We think the song has been a massive success. We sold 25,000 CDs, it got downloaded 38,000 times on iTunes and had 500,000 plays on Spotify. Wow. We'd never have imagined that our poorly-named, Chris Brown-inspired song about HiFi systems could be so popular.
With such success, you'd imagine we could just bow out early from the music industry and retire away in a country mansion, right? Erm...not quite.
Based on those sales/streaming figures, our song will have generated a tasty revenue of $138,315 (based on a $3.99 CD, $0.99 iTunes download and Spotify's standard pricing).
That's actually quite a lot of money! Not enough to retire off, but it would certainly make life a whole lot easier.
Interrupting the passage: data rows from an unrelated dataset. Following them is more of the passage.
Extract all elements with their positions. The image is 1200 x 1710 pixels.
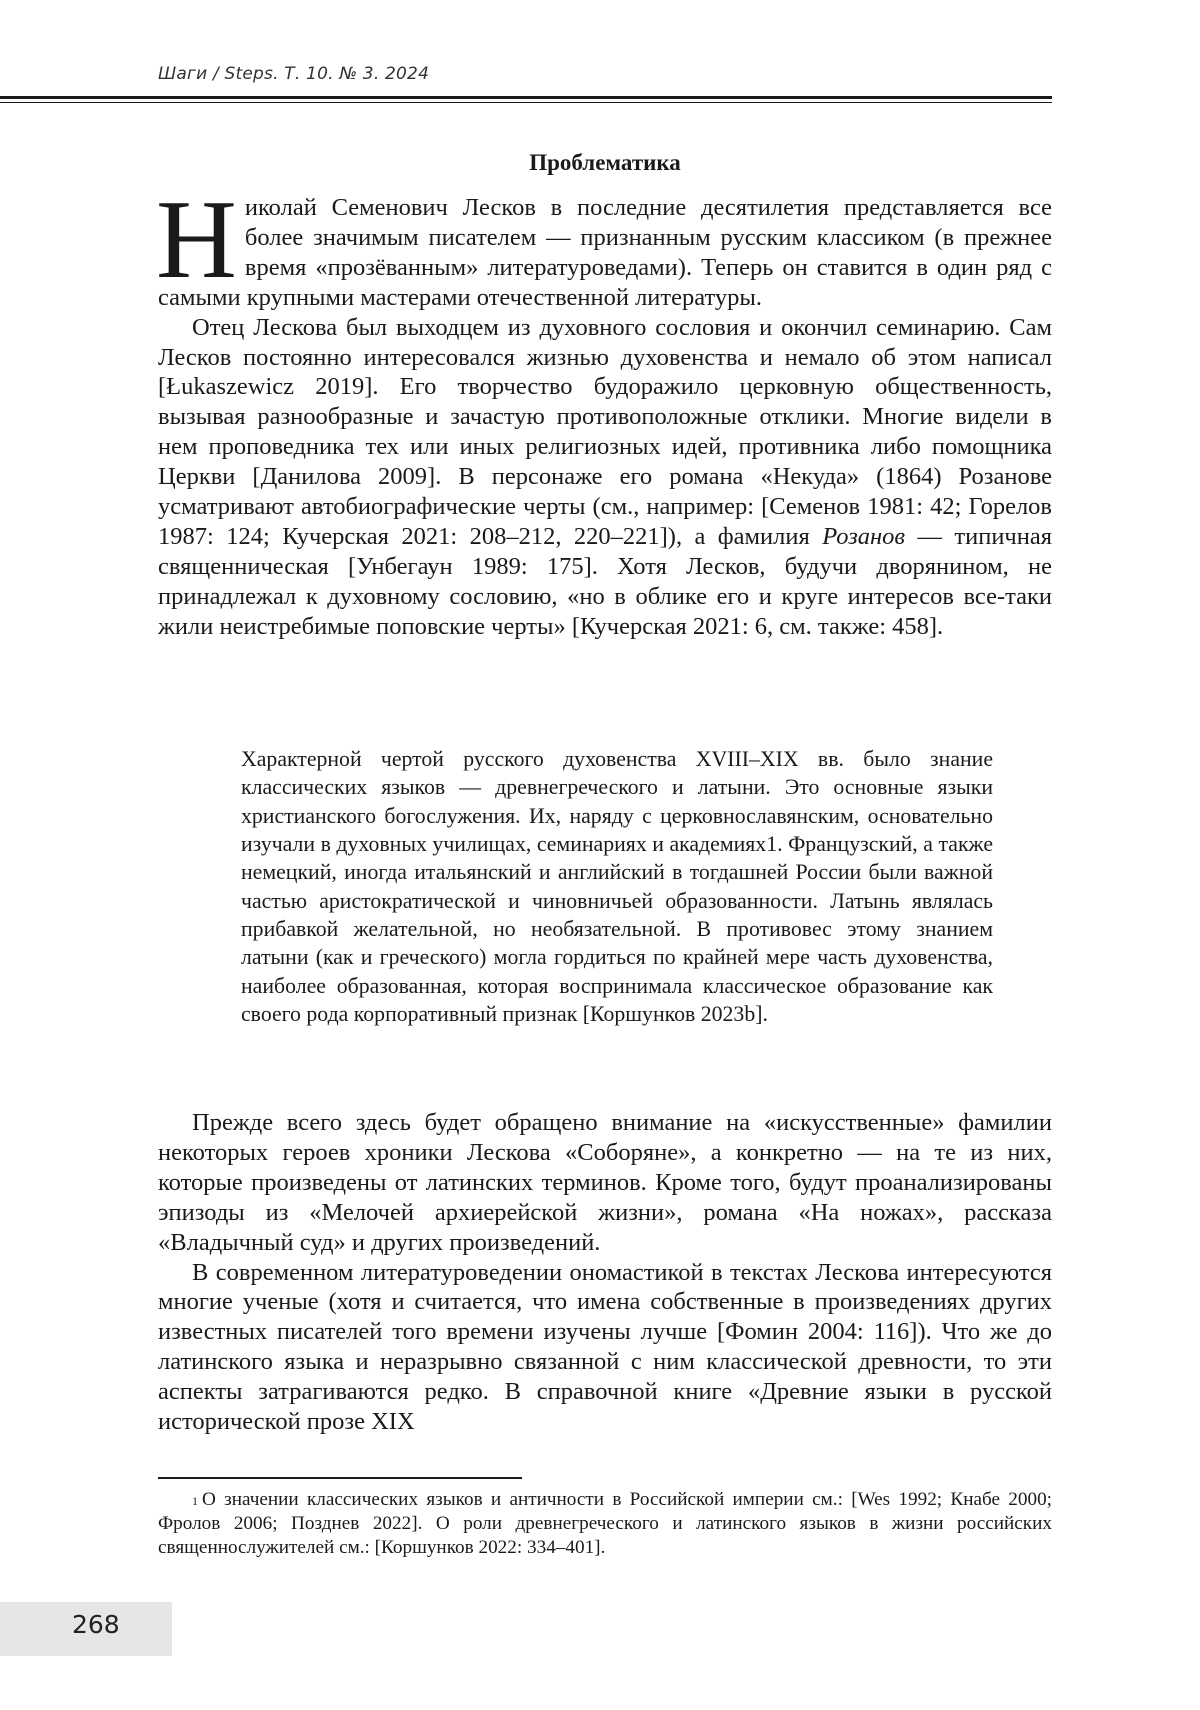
running-header: Шаги / Steps. Т. 10. № 3. 2024 — [158, 64, 429, 84]
paragraph-1 — [158, 193, 1052, 313]
paragraph-2-text-b: — типичная священническая [Унбегаун 1989: 175]. Хотя Лесков, будучи дворянином, не принадлежал к духовному сословию, «но в облике его и круге интересов все-таки жили неистребимые поповские черты» [Кучерская 2021: 6, см. также: 458]. — [158, 523, 1052, 640]
header-rule-thin — [0, 102, 1052, 103]
body-text-top — [158, 193, 1052, 642]
paragraph-1-text: иколай Семенович Лесков в последние десятилетия представляется все более значимым писателем — признанным русским классиком (в прежнее время «прозёванным» литературоведами). Теперь он ставится в один ряд с самыми крупными мастерами отечественной литературы. — [158, 194, 1052, 311]
body-text-bottom — [158, 1108, 1052, 1437]
footnote-marker: 1 — [192, 1494, 198, 1508]
block-quote: Характерной чертой русского духовенства XVIII–XIX вв. было знание классических языков — древнегреческого и латыни. Это основные языки христианского богослужения. Их, наряду с церковнославянским, основательно изучали в духовных училищах, семинариях и академиях1. Французский, а также немецкий, иногда итальянский и английский в тогдашней России были важной частью аристократической и чиновничьей образованности. Латынь являлась прибавкой желательной, но необязательной. В противовес этому знанием латыни (как и греческого) могла гордиться по крайней мере часть духовенства, наиболее образованная, которая воспринимала классическое образование как своего рода корпоративный признак [Коршунков 2023b]. — [241, 745, 993, 1028]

Not so fast. Of the $99750 we earned from CD sales, we actually only get to keep $12,967.50, with the majority of the money going to our label and distribution costs.
Of our $37620 iTunes revenue, we actually only get to keep $3429, with our label again taking the bulk of the money, and the rest going to Apple.
Of the meagre $945 we generated for half a million plays on Spotify, we only get our hands on $145.
So, after the money has been split up between all interested parties, we're left with $16,541.50. There are 5 of us in this band, so split equally between us I get paid just $3308.30 for my exceptional skills on the bass guitar.
For all the years of practising, rehearsing, gigging unpaid, purchasing new instruments and equipment, paying for studio time for our early EPs, the list goes on...our pretty successful, almost chart-topping song has earned me less than a newly qualified teacher's monthly wage in the UK (£2141.21 vs. £2295.25 - London-based).
It seems we're going to need a few more smash hits yet before we can consider our early retirement.
Alternatively, we could look to go on tour.
Once we've got a solid set list behind us, we can go on to earn a much more comfortable income through the medium of touring. Whilst touring, artists will typically earn around 60% of a concert ticket's value, with none going to the record label.
That means if we could sell out 10 small venues - just a 2,000 maximum attendance for each - we'd earn ourself £180,000 after costs if tickets were £15-a-pop. Now we're getting somewhere!
However, it's going to take us a long time to compete with some of the industry greats. One Direction earned a staggering $290m in 2014 from touring alone. Factor in record and merchandise sales - and believe me they have merchandise for everything - and they have a whole load more. It's estimated that in 2013 alone they earned over a billion dollars, or £640m.
Who's worth the most in music though? That's a surprising one. The genius behind The Sound of Music and a heap of other musicals, Andrew Lloyd-Webber, is worth an astonishing $1.2bn on his own.